At the UCI World Cup Series – downhill mountain bike racing's most elite level – speed is the name of the game. New equipment is tested regularly, in hopes that mechanical advantage will gain time on the racetrack. The terrain of the seven race championship is diverse – from the season-opening lung-buster sprint through the South African jungle forest to the most recent round held on the treacherously steep Austrian Alps of Leogang. Next up, the series heads to Canada for the legendary Mont Sainte Anne racecourse.
This weekend at MSA, two-time UCI World Cup Series champion Aaron Gwin will compete on an all-new, 200 millimetre-travel bike: The 2015 Specialized S-Works Demo.

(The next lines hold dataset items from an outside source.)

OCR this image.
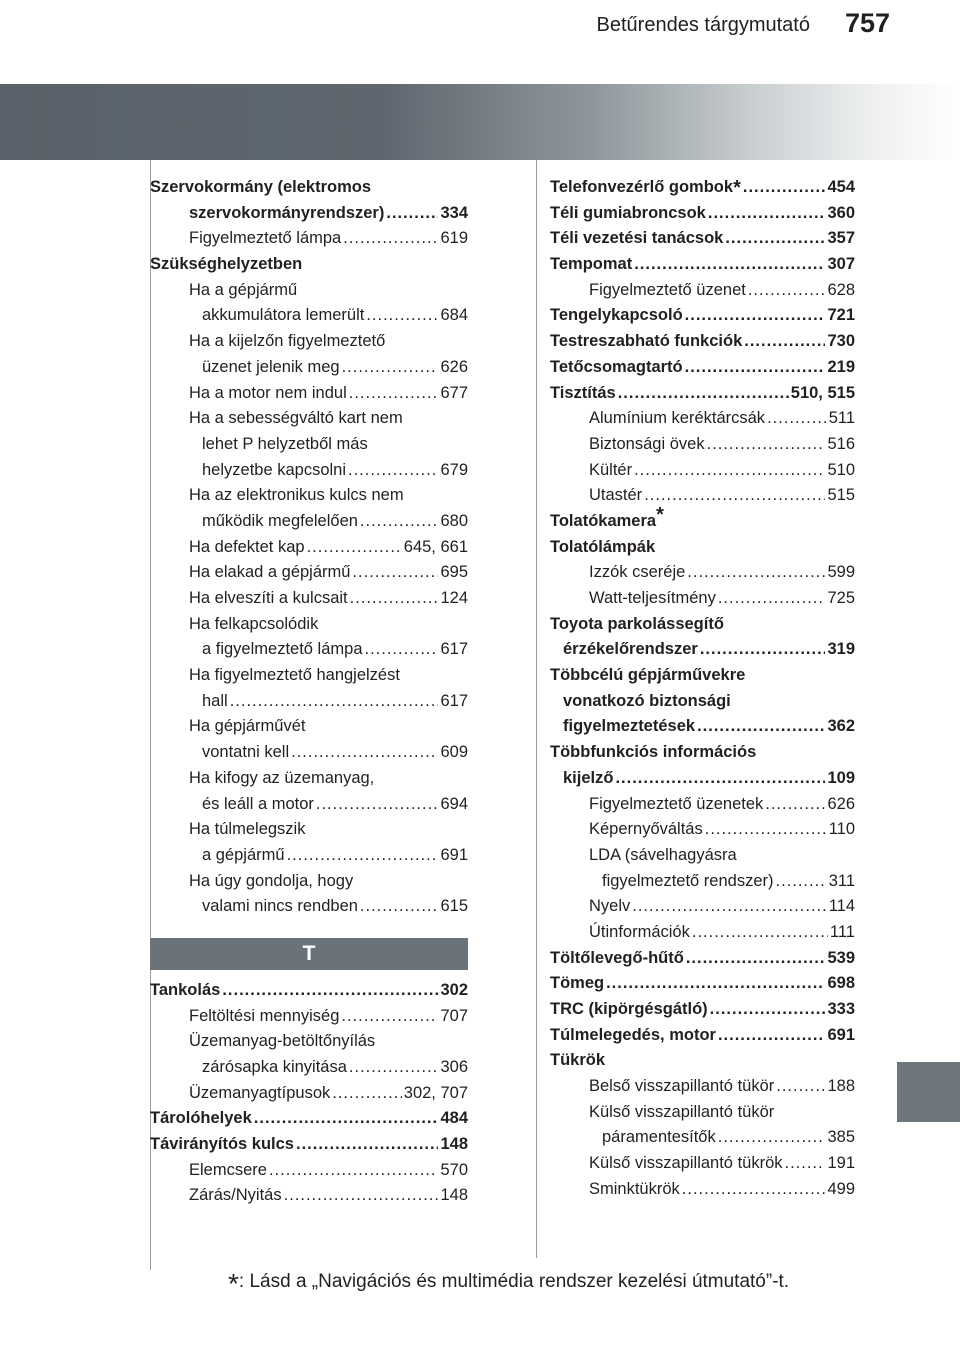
Betűrendes tárgymutató	757
Szervokormány (elektromos
szervokormányrendszer) .....	334
Figyelmeztető lámpa .....	619
Szükséghelyzetben
Ha a gépjármű
akkumulátora lemerült .....	684
Ha a kijelzőn figyelmeztető
üzenet jelenik meg .....	626
Ha a motor nem indul .....	677
Ha a sebességváltó kart nem
lehet P helyzetből más
helyzetbe kapcsolni .....	679
Ha az elektronikus kulcs nem
működik megfelelően .....	680
Ha defektet kap .....	645, 661
Ha elakad a gépjármű .....	695
Ha elveszíti a kulcsait .....	124
Ha felkapcsolódik
a figyelmeztető lámpa .....	617
Ha figyelmeztető hangjelzést
hall .....	617
Ha gépjárművét
vontatni kell .....	609
Ha kifogy az üzemanyag,
és leáll a motor .....	694
Ha túlmelegszik
a gépjármű .....	691
Ha úgy gondolja, hogy
valami nincs rendben .....	615
T
Tankolás .....	302
Feltöltési mennyiség .....	707
Üzemanyag-betöltőnyílás
zárósapka kinyitása .....	306
Üzemanyagtípusok .....	302, 707
Tárolóhelyek .....	484
Távirányítós kulcs .....	148
Elemcsere .....	570
Zárás/Nyitás .....	148
Telefonvezérlő gombok* .....	454
Téli gumiabroncsok .....	360
Téli vezetési tanácsok .....	357
Tempomat .....	307
Figyelmeztető üzenet .....	628
Tengelykapcsoló .....	721
Testreszabható funkciók .....	730
Tetőcsomagtartó .....	219
Tisztítás .....	510, 515
Alumínium keréktárcsák .....	511
Biztonsági övek .....	516
Kültér .....	510
Utastér .....	515
Tolatókamera*
Tolatólámpák
Izzók cseréje .....	599
Watt-teljesítmény .....	725
Toyota parkolássegítő
érzékelőrendszer .....	319
Többcélú gépjárművekre
vonatkozó biztonsági
figyelmeztetések .....	362
Többfunkciós információs
kijelző .....	109
Figyelmeztető üzenetek .....	626
Képernyőváltás .....	110
LDA (sávelhagyásra
figyelmeztető rendszer) .....	311
Nyelv .....	114
Útinformációk .....	111
Töltőlevegő-hűtő .....	539
Tömeg .....	698
TRC (kipörgésgátló) .....	333
Túlmelegedés, motor .....	691
Tükrök
Belső visszapillantó tükör .....	188
Külső visszapillantó tükör
páramentesítők .....	385
Külső visszapillantó tükrök .....	191
Sminktükrök .....	499
*: Lásd a „Navigációs és multimédia rendszer kezelési útmutató”-t.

“I've been on the bike for about a month now," says Gwin, about the completely redesigned World Cup bike he and team-mate Troy Brosnan will be debuting at Mont Sainte Anne this weekend. "We got on it right after the National Champs because we wanted to get on it right away for comparison to the old bike on the same track."

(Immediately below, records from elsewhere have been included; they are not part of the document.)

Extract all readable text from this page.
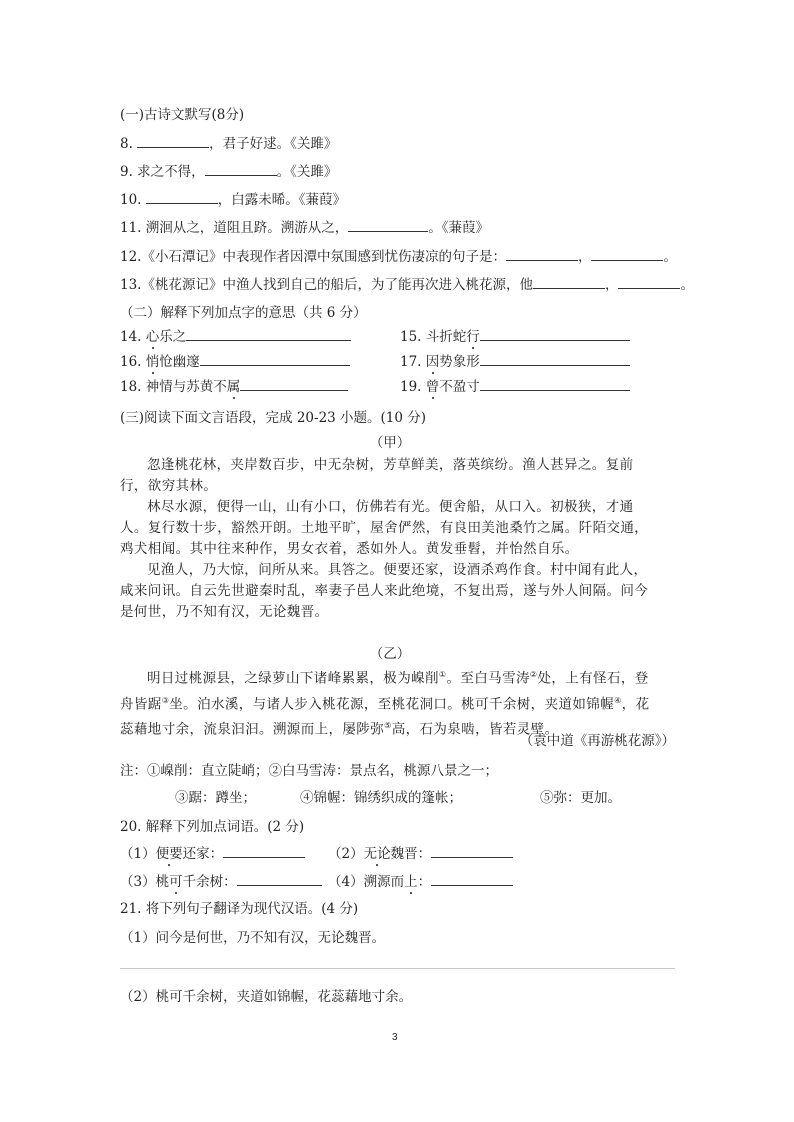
(一)古诗文默写(8分)
8.	，君子好逑。《关雎》
9. 求之不得，	。《关雎》
10.	，白露未晞。《蒹葭》
11. 溯洄从之，道阻且跻。溯游从之，	。《蒹葭》
12.《小石潭记》中表现作者因潭中氛围感到忧伤凄凉的句子是：	，	。
13.《桃花源记》中渔人找到自己的船后，为了能再次进入桃花源，他	，	。
（二）解释下列加点字的意思（共 6 分）
14. 心乐之	15. 斗折蛇行
16. 悄怆幽邃	17. 因势象形
18. 神情与苏黄不属	19. 曾不盈寸
(三)阅读下面文言语段，完成 20-23 小题。(10 分)
（甲）

忽逢桃花林，夹岸数百步，中无杂树，芳草鲜美，落英缤纷。渔人甚异之。复前行，欲穷其林。

林尽水源，便得一山，山有小口，仿佛若有光。便舍船，从口入。初极狭，才通人。复行数十步，豁然开朗。土地平旷，屋舍俨然，有良田美池桑竹之属。阡陌交通，鸡犬相闻。其中往来种作，男女衣着，悉如外人。黄发垂髫，并怡然自乐。

见渔人，乃大惊，问所从来。具答之。便要还家，设酒杀鸡作食。村中闻有此人，咸来问讯。自云先世避秦时乱，率妻子邑人来此绝境，不复出焉，遂与外人间隔。问今是何世，乃不知有汉，无论魏晋。

（乙）

明日过桃源县，之绿萝山下诸峰累累，极为嵲削①。至白马雪涛②处，上有怪石，登舟皆踞③坐。泊水溪，与诸人步入桃花源，至桃花洞口。桃可千余树，夹道如锦幄④，花蕊藉地寸余，流泉汩汩。溯源而上，屡陟弥⑤高，石为泉啮，皆若灵壁。

（袁中道《再游桃花源》）
注：①嵲削：直立陡峭；②白马雪涛：景点名，桃源八景之一；
③踞：蹲坐；	④锦幄：锦绣织成的篷帐；	⑤弥：更加。
20. 解释下列加点词语。(2 分)
（1）便要还家：	（2）无论魏晋：
（3）桃可千余树：	（4）溯源而上：
21. 将下列句子翻译为现代汉语。(4 分)
（1）问今是何世，乃不知有汉，无论魏晋。
（2）桃可千余树，夹道如锦幄，花蕊藉地寸余。
3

Gwin and Brosnan first got a chance to throw a leg over the new 27.5"-wheeled bike immediately following the 2014 USA Cycling Gravity MTB National Championships in Angel Fire, New Mexico, and found it to be a familiar, but faster Demo.
It's a really playful bike, but it's a race bike through and through
"The thing I noticed right away was just how fast it was," says Aaron Gwin, "It’s a really playful bike, but it’s a race bike through and through." Gwin believes this bike "reacts quicker than any bike he's ridden before."
Utilising a radically-new asymmetrical design – producing the visually-absent seat tube on the non-drive-side – the radically-new approach to carbon frame construction is intended to lower the centre of gravity and keep the frame as stiff as it has always been. You can plant it and change directions really quick because of how your feet sit on the bike. "It accelerates fast because of the [lack of] weight and the stiffness." Gwin says, "You can plant it and change directions really quick because of how your feet sit on the bike... there are not a lot of pivots so when you put force into the bike it reacts straight away."
One of the interesting points Gwin makes about the new Demo is how the single-sided seat tube allows for easy in-and-out access to the rear shock. "The switch was really easy and setting up suspension was easy," says Gwin, "It's something non-racers might not have to deal with very often. But anyone who races seriously knows how often you need to service, set up and remove your shocks. The access on the Demo makes it so easy, plus I just think it looks rad."
A floating seatstay keeps the pedalling and braking forces separate, while the standard size 12 x 135 millimetre axle has been engineered to stiffen the rear end with a square-design. However, Gwin says any stiffness gained in the rear end has not added weight. "It's really light in the rear end, which allows the bike to stay agile," he says, "I really like a stiff bike so it's great to not have to sacrifice any rigidity for the added agility."